New rules have been proposed to address common sales tactics like bait-and-switch pricing, forced extended warranties, nitrogen-filled tires, and not disclosing the vehicle's actual price until the end of negotiations.

The FTC says they receive around 100,000 complaints each year about car dealerships, more than they do about almost any other industry sector. Officials hope the new rules will discourage sketchy salespeople from taking advantage of consumers in the market for a new vehicle — especially now, as vehicle prices have increased almost 14% from May 2021.

“As auto prices surge, the Commission is taking comprehensive action to prohibit junk fees, bait-and-switch advertising, and other practices that hit consumers’ pocketbooks,” Samuel Levine, Director of the FTC’s Bureau of Consumer Protection, said in a statement. “Our proposed rule would save consumers time and money and help ensure a level playing field for honest dealers.”

The National Auto Dealers Association said the proposed rules were “unwarranted, redundant, and ineffectual.”

So what are these new FTC rules, and how will they impact the car-buying experience? Here’s what you need to know.

Banning Bait-and-Switch Sales Tactics

This rule would prohibit dealers from using fake or dishonest pricing or false claims to get consumers into the dealership.
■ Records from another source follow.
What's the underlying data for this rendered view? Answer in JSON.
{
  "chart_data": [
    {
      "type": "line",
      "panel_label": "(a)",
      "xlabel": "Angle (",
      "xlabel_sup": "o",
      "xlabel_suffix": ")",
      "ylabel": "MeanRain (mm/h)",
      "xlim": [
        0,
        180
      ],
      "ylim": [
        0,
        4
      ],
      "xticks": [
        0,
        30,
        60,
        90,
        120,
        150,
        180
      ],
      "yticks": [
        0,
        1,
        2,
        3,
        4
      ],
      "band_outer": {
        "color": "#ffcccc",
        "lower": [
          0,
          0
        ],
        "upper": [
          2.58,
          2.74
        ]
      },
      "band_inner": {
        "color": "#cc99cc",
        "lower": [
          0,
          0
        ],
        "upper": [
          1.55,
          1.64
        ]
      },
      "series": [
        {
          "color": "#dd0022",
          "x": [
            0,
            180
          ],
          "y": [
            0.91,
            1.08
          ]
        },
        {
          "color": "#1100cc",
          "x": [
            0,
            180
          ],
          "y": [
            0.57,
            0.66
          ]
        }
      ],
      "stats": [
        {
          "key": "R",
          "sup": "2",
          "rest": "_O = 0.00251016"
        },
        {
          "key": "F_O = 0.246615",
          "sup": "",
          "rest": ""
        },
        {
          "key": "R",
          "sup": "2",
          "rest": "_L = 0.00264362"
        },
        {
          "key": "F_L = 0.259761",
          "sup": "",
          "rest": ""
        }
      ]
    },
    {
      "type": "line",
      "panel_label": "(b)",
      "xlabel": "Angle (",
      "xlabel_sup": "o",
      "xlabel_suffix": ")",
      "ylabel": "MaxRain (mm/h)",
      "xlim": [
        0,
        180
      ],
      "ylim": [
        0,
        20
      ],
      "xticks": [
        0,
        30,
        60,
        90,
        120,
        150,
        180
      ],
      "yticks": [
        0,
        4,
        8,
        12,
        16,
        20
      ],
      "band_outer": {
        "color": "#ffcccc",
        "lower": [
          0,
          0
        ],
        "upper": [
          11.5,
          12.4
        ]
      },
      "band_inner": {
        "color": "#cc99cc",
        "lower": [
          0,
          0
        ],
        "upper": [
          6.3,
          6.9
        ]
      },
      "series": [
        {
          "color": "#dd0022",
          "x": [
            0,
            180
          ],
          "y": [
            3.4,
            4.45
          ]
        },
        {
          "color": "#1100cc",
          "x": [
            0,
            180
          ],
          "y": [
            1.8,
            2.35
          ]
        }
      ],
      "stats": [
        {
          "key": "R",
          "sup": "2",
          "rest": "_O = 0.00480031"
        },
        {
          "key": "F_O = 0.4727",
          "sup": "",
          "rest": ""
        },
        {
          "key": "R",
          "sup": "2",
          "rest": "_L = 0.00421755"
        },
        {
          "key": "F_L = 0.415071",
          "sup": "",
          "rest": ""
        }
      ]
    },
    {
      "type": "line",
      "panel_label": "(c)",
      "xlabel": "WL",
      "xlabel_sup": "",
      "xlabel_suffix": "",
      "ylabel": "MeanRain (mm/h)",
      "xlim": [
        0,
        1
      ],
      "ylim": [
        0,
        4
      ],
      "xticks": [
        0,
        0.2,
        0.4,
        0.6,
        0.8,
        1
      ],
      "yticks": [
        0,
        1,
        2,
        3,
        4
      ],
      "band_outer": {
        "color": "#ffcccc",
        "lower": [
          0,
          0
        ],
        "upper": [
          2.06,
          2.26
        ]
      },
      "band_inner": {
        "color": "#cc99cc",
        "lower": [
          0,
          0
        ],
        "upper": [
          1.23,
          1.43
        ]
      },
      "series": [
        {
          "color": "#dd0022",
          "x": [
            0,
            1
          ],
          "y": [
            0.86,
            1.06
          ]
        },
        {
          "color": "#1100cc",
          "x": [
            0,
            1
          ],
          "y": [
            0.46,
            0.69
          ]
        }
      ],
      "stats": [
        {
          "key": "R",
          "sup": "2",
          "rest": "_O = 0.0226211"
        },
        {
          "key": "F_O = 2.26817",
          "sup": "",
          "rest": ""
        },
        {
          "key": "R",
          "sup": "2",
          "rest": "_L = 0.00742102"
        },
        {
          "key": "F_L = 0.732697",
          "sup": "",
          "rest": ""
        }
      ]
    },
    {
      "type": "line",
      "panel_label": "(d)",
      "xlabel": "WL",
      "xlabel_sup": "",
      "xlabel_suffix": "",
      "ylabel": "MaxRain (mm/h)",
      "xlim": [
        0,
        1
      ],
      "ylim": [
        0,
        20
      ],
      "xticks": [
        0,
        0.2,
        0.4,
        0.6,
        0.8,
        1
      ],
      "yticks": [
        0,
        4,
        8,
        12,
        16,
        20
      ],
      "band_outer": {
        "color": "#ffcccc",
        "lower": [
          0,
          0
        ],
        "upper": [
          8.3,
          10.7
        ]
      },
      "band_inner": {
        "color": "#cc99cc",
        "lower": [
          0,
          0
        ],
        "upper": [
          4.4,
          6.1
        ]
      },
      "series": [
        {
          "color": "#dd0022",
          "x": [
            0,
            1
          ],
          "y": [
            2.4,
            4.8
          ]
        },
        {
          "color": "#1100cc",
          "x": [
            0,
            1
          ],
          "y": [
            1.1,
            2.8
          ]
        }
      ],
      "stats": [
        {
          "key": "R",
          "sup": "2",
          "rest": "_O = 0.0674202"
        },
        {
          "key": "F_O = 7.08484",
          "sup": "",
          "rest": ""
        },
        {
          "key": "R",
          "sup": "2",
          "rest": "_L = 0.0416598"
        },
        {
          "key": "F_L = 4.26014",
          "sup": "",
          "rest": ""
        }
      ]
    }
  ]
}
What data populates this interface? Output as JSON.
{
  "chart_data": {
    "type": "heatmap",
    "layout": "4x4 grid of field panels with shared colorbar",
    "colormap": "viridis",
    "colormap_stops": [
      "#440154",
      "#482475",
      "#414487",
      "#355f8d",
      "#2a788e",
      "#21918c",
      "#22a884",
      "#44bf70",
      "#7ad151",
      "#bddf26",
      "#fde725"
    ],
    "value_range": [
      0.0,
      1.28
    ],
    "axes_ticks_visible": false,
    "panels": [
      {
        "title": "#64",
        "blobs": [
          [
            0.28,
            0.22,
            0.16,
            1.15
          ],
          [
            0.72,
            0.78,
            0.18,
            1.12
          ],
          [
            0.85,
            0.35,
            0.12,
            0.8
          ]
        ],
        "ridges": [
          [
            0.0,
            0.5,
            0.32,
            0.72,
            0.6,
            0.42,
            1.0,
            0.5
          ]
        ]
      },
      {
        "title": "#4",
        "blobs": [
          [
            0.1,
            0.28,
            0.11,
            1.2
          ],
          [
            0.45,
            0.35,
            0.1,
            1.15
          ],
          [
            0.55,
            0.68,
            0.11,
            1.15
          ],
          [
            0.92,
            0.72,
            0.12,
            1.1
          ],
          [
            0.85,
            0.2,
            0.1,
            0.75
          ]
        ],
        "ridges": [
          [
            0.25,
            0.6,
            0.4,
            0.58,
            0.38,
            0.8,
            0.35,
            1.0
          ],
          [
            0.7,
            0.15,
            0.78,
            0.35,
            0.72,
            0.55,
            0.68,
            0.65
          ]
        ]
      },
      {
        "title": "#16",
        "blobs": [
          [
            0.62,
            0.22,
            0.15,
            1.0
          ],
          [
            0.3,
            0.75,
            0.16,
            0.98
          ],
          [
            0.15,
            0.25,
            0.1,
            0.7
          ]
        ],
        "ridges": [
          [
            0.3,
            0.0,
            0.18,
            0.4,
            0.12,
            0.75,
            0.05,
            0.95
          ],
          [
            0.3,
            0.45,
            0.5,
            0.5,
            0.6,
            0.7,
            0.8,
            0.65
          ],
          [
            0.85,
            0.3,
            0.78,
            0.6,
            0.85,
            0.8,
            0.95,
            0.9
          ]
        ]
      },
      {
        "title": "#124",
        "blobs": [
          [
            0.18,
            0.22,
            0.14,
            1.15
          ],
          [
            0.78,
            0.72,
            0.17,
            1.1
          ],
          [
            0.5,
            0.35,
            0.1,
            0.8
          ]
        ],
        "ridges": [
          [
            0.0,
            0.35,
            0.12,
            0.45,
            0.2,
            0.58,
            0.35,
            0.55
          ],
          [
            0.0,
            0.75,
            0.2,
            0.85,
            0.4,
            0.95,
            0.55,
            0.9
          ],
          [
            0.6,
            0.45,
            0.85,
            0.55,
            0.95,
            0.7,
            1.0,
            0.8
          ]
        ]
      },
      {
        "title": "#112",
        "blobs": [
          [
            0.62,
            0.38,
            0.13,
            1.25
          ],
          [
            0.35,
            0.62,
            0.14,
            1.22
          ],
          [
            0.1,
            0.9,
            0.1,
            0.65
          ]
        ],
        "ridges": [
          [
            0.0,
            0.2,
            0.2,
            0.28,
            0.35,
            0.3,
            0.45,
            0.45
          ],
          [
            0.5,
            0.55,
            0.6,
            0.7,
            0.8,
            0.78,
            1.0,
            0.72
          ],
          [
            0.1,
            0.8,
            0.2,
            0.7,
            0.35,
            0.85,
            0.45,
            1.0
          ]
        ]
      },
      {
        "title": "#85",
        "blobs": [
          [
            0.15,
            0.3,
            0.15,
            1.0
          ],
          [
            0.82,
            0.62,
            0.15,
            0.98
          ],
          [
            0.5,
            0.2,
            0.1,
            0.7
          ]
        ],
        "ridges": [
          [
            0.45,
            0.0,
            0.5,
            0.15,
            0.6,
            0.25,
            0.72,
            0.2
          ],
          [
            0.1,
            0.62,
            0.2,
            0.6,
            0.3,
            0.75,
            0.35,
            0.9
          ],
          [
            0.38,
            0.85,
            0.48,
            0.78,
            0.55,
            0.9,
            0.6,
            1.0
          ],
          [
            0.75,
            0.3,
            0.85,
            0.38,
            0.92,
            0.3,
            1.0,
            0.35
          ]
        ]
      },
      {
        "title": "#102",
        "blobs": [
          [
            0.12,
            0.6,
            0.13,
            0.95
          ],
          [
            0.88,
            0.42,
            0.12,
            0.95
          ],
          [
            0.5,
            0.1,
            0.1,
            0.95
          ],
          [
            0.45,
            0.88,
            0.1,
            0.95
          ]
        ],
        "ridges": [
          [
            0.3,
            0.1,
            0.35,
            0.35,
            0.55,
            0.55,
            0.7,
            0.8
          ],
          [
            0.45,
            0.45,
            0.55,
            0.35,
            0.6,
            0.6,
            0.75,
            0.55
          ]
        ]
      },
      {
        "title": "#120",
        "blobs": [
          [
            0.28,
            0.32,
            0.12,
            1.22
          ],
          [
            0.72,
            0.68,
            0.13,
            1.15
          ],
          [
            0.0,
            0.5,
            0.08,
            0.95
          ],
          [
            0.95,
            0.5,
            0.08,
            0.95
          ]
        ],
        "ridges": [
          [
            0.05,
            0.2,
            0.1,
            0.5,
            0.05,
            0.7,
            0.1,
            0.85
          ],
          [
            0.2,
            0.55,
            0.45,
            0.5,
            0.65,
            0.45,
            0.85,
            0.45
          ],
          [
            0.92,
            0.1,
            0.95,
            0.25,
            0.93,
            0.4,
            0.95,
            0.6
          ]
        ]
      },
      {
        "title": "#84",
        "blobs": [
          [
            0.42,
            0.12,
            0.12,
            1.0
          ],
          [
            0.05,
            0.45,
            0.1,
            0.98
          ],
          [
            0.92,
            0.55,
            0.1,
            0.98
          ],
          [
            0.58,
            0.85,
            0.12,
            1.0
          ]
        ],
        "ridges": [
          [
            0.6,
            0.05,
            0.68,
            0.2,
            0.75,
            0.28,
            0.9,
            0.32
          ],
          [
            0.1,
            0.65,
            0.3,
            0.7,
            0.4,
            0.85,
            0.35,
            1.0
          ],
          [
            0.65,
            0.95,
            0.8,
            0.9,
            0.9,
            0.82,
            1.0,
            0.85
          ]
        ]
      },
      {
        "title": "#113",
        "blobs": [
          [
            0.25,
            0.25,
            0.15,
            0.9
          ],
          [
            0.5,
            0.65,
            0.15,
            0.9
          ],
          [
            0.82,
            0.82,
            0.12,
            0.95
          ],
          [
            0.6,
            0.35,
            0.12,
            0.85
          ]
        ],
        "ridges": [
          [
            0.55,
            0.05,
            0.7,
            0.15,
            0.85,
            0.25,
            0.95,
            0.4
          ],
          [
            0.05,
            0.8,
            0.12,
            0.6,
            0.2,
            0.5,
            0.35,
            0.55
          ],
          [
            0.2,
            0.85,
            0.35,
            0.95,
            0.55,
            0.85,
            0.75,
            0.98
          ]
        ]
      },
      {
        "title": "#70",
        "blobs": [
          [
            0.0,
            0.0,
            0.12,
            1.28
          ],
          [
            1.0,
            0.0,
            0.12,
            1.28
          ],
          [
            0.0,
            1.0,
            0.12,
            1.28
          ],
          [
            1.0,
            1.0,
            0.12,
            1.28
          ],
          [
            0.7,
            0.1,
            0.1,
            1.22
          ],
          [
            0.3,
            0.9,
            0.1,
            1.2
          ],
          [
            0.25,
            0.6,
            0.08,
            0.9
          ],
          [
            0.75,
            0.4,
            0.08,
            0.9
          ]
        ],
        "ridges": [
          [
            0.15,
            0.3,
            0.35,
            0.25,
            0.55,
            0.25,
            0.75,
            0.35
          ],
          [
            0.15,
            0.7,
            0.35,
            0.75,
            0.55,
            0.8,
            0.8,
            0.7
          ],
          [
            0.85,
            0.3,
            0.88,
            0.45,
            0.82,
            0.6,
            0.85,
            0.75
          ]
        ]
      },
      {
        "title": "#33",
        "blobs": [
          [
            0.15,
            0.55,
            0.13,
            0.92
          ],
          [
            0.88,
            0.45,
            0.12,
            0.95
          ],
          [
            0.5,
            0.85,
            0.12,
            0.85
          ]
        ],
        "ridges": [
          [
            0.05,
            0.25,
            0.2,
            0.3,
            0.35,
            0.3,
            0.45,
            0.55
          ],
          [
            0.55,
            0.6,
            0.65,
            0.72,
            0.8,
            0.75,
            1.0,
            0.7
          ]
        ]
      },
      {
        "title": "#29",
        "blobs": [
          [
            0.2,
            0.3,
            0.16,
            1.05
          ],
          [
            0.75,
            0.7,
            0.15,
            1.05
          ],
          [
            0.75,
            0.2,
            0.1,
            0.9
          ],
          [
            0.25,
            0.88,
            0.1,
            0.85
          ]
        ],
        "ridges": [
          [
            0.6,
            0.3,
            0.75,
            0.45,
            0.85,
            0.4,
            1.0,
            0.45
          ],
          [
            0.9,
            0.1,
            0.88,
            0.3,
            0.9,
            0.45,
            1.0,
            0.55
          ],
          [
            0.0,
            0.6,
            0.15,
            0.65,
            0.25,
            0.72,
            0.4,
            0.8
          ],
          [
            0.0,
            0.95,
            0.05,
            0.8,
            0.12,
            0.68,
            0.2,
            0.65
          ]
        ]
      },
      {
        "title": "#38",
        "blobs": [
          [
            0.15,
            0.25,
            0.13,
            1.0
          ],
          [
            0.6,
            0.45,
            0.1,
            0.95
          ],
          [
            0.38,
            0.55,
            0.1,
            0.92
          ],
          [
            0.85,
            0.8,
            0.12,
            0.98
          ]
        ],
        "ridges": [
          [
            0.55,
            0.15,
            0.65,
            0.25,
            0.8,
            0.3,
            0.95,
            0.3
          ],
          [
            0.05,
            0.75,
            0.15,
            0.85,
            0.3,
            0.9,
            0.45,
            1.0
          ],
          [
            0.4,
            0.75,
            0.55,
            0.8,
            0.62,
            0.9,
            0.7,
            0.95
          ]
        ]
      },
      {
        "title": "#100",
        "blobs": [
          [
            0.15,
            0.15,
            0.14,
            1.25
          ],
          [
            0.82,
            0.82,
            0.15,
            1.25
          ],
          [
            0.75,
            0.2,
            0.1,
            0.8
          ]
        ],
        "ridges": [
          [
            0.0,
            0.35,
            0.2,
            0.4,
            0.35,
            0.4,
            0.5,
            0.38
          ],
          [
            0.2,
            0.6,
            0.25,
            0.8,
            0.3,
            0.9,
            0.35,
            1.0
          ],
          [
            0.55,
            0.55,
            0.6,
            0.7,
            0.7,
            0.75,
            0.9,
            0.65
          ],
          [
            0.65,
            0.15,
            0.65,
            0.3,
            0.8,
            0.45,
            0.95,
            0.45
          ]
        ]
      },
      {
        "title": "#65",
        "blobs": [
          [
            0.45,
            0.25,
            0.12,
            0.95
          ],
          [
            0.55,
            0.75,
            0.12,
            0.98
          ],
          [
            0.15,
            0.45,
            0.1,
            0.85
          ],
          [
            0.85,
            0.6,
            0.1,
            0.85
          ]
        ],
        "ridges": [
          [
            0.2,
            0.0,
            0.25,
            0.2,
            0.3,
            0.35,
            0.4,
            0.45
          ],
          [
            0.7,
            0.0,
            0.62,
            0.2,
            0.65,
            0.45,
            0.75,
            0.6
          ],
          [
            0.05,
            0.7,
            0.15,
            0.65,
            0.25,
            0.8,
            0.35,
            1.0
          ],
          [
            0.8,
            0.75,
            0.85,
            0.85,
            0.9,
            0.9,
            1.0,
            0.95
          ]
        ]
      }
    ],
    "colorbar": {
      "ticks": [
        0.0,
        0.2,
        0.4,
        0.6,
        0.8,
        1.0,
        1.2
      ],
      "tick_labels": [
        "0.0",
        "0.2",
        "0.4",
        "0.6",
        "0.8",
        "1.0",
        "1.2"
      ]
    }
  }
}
These tactics include pricing, finance terms, availability of specific vehicles, add-ons and upgrades, and many other deceptions. When the consumer arrives at the dealership, they may find out that what they were told the price of their vehicle would be isn’t necessarily the truth and then are a captive audience to a high-pressure sales pitch.

Banning Junk Fees

Junk fees are additional charges tacked on to the end of the sale for items that provide no benefit to the consumer — items like nitrogen-filled tires that only contain air levels of nitrogen, extended warranties for cars that aren’t eligible for extended warranties, leased car gap insurance, and any surprise add-ons that aren’t disclosed until the end of the sale process.

Dealers would no longer be allowed to require junk add-ons for the purchase of a vehicle.

Disclosure of Price and Fees Upfront

Dealers would be required to disclose the total “offering price” of the vehicle to the consumer, which would be the total amount the consumer would pay for the vehicle, taxes, and registration.

The dealer would also be required to disclose information about any add-ons in writing to the customer, including the price of the add-on and the fact that it’s not a requirement for the purchase of the vehicle.

The new proposals were published on July 12th and have a 60-day public comment period. The Commissioners will review all public comments before issuing a final decision on adoption of the new ruleset.